Autant le confesser tout de suite, je ne suis pas un grand fan de
Blut Aus Nord. Autant j’ai toujours respecté le groupe, sa musique si particulière et sa démarche d’explorer toujours plus avant une dimension sonore avant-gardiste et singulière aux frontières mouvantes , autant j’ai toujours eu du mal à m’immerger pleinement dans l’univers du combo normand, trop hermétique, opaque et ésotérique à mon goût pour laisser filtrer la lumière indispensable à la Révélation. Et c’est pourquoi
Blut aus Nord est toujours resté une énigme pour moi, sorte d’idole mi vénérée mi abhorrée, étoile perdue dans l’immensité vide du ciel dont l’aveuglant scintillement ne parvient à percer que partiellement, par intermittences sporadiques, la voûte grise des nuages. L’art de Vindsval m’a donc toujours semblé pour le moins déroutant, parfois même frustrant, semblant se complaire à me refuser l’initiation à ses sombres arcanes et à me ramener brutalement à la pesante gravité terrestre dans les rares moments où je pensais être à même de m'élever et de palper son essence divine. Néanmoins, s’il y a bien une partie de l’oeuvre du combo que je suis le plus à même d’apprécier, c’est la trilogie
Memoria Vetusta commencée en 1996 avec Fathers of the Icy Age, puisqu’elle met en musique un black metal, froid, agressif, épique et mélancolique à l’empreinte unique.
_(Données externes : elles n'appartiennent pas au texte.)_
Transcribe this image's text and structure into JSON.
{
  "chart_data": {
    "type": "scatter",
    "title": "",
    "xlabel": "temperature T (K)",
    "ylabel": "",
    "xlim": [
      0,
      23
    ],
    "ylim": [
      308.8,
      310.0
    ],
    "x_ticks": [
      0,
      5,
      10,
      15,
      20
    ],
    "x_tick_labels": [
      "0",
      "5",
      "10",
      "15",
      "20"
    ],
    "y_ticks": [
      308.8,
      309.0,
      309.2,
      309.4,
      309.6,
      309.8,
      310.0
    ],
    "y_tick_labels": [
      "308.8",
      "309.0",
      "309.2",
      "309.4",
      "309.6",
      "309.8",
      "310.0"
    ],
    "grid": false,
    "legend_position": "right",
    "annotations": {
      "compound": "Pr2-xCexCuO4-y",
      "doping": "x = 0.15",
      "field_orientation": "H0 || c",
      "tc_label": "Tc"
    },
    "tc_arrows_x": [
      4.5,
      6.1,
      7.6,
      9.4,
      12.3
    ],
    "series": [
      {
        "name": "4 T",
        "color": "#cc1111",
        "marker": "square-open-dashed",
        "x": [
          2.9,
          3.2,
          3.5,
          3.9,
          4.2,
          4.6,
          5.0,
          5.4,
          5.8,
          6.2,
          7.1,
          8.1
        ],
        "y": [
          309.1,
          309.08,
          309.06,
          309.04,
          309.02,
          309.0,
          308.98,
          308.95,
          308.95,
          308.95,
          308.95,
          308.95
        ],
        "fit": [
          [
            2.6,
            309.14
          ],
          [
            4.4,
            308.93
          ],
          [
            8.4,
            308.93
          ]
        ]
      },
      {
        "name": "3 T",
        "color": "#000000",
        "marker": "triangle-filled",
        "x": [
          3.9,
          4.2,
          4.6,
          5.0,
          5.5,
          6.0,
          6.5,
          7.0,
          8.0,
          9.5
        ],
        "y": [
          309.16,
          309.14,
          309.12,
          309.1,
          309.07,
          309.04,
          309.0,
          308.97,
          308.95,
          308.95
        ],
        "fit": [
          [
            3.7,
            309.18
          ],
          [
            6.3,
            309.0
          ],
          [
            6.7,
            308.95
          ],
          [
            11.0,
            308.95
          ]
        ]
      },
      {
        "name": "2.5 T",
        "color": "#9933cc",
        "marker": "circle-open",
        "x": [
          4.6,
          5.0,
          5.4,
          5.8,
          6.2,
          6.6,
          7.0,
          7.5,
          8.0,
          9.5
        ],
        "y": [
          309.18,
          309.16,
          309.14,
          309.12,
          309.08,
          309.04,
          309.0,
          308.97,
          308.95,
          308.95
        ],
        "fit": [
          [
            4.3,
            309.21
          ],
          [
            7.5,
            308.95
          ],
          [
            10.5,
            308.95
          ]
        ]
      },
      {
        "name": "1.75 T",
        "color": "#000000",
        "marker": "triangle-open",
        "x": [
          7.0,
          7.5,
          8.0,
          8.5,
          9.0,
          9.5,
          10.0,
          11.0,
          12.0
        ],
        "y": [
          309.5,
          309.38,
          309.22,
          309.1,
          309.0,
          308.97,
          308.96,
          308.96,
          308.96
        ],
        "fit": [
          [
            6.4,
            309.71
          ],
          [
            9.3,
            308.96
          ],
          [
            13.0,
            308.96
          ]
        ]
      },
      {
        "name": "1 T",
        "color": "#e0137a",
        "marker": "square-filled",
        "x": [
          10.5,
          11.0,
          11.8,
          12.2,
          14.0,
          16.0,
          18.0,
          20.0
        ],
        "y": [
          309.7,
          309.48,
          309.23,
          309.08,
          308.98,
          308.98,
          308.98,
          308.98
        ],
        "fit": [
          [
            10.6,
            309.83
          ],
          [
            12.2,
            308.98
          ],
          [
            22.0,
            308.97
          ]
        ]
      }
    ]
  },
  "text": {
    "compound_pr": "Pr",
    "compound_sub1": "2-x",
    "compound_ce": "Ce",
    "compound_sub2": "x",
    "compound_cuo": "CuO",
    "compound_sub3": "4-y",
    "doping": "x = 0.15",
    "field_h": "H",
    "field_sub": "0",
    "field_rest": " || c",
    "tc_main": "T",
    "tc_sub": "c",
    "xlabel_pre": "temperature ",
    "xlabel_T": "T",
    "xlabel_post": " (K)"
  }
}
Ce nouvel opus est donc la suite du Dialogue with the Stars sorti en 2009, continuité qui se lit jusque dans le motif de la pochette, offrant encore un superbe paysage à l’aura fantastique. On sent d’emblée l’influence nordique souffler comme un blizzard glacial sur les 48 minutes de cette nouvelle oeuvre de
Blut aus Nord qui, pour le coup, n’a pas usurpé son pseudonyme :
Memoria Vetusta III – Saturnian Poetry se compose d’un prélude et de six longues fresques épiques et progressives littéralement portées par des guitares au feeling norvégien. Après un prélude atmosphérique et sombre uniquement composé au clavier, Paien déboule fièrement, tous blasts dehors, déroulant des riffs à la forte coloration black mais toujours marqués du sceau maudit de
Blut aus Nord dans leurs sonorités tordues, complexes et dissonantes. C’est d’ailleurs ce qui fait la particularité de l’entité française, malgré des influences présentes, on reconnaît immédiatement l’identité sonore du combo, comme sur toutes ses réalisations, notamment via ce grain de guitares si particulier et la voix bestiale et haineuse de Vindsval.
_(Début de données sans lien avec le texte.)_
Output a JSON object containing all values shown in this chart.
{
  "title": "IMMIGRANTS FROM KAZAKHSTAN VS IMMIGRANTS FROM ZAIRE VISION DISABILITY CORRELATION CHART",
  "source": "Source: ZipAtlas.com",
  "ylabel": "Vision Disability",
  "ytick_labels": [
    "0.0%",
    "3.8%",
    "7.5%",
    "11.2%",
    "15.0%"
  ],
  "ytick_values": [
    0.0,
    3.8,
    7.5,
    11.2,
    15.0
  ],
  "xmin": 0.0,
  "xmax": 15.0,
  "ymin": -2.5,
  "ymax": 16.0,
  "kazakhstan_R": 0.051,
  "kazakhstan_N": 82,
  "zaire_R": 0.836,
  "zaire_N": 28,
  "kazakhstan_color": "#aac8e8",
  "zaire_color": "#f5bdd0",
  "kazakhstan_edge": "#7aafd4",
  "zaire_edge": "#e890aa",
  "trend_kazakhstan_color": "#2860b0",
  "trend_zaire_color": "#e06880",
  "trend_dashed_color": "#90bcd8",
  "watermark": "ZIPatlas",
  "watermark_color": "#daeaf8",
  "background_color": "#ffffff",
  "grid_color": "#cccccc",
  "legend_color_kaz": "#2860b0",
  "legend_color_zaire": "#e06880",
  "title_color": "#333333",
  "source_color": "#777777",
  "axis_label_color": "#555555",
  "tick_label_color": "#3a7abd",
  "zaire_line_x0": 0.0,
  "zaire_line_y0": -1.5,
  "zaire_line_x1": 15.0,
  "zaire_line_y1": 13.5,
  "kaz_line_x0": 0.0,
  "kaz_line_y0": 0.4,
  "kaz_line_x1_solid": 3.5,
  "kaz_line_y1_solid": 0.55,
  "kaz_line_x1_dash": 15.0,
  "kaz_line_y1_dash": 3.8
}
Memoria Vetusta est tout sauf minimaliste, il y a une recherche musicale importante derrière ce tapis de grattes mouvant et chaque titre, s’étalant de 6,20 à 8,57 minutes, semble vivre et évoluer par et pour lui-même au grès de l’inspiration bouillonnante du compositeur. Les humeurs changent, les rythmes et les ambiances alternent, entre passages lents et contemplatifs alanguis par des nappes de claviers discrètes, arpèges apaisants (Forhirst), parties instrumentales plus guerrières et tapageuses (d’une manière générale, la prestation de W. D. Feld est très bonne, variant entre double pédale, blasts et roulements. On constatera d’ailleurs que, dans l’ensemble, ce troisième volet est plus agressif et moins introspectif que le précédent), et inspirations plus tortueuses. Des chœurs clairs, épiques et sauvages viennent conférer à l’ensemble une touche païenne et mélancolique, et le tout reste toujours inspiré, impalpable, d’une fluidité étonnante malgré sa complexité riffesque, pour un art que l’on pourrait presque qualifier de progressif ; car plus que jamais, les Caennais semblent se complaire dans les contrastes, nous traînant dans les profondeurs abyssales et souterraines d’une musique bruitiste et suffocante pour mieux nous élever l’instant d’après dans des hauteurs rarement atteintes par le groupe (le début de Metaphor of the
Moon, extrêmement dissonant avec ces riffs presque déstructurés, qui tranche radicalement avec ce leitmotiv aérien porté par ce riff épique et majestueux et ces choeurs habités).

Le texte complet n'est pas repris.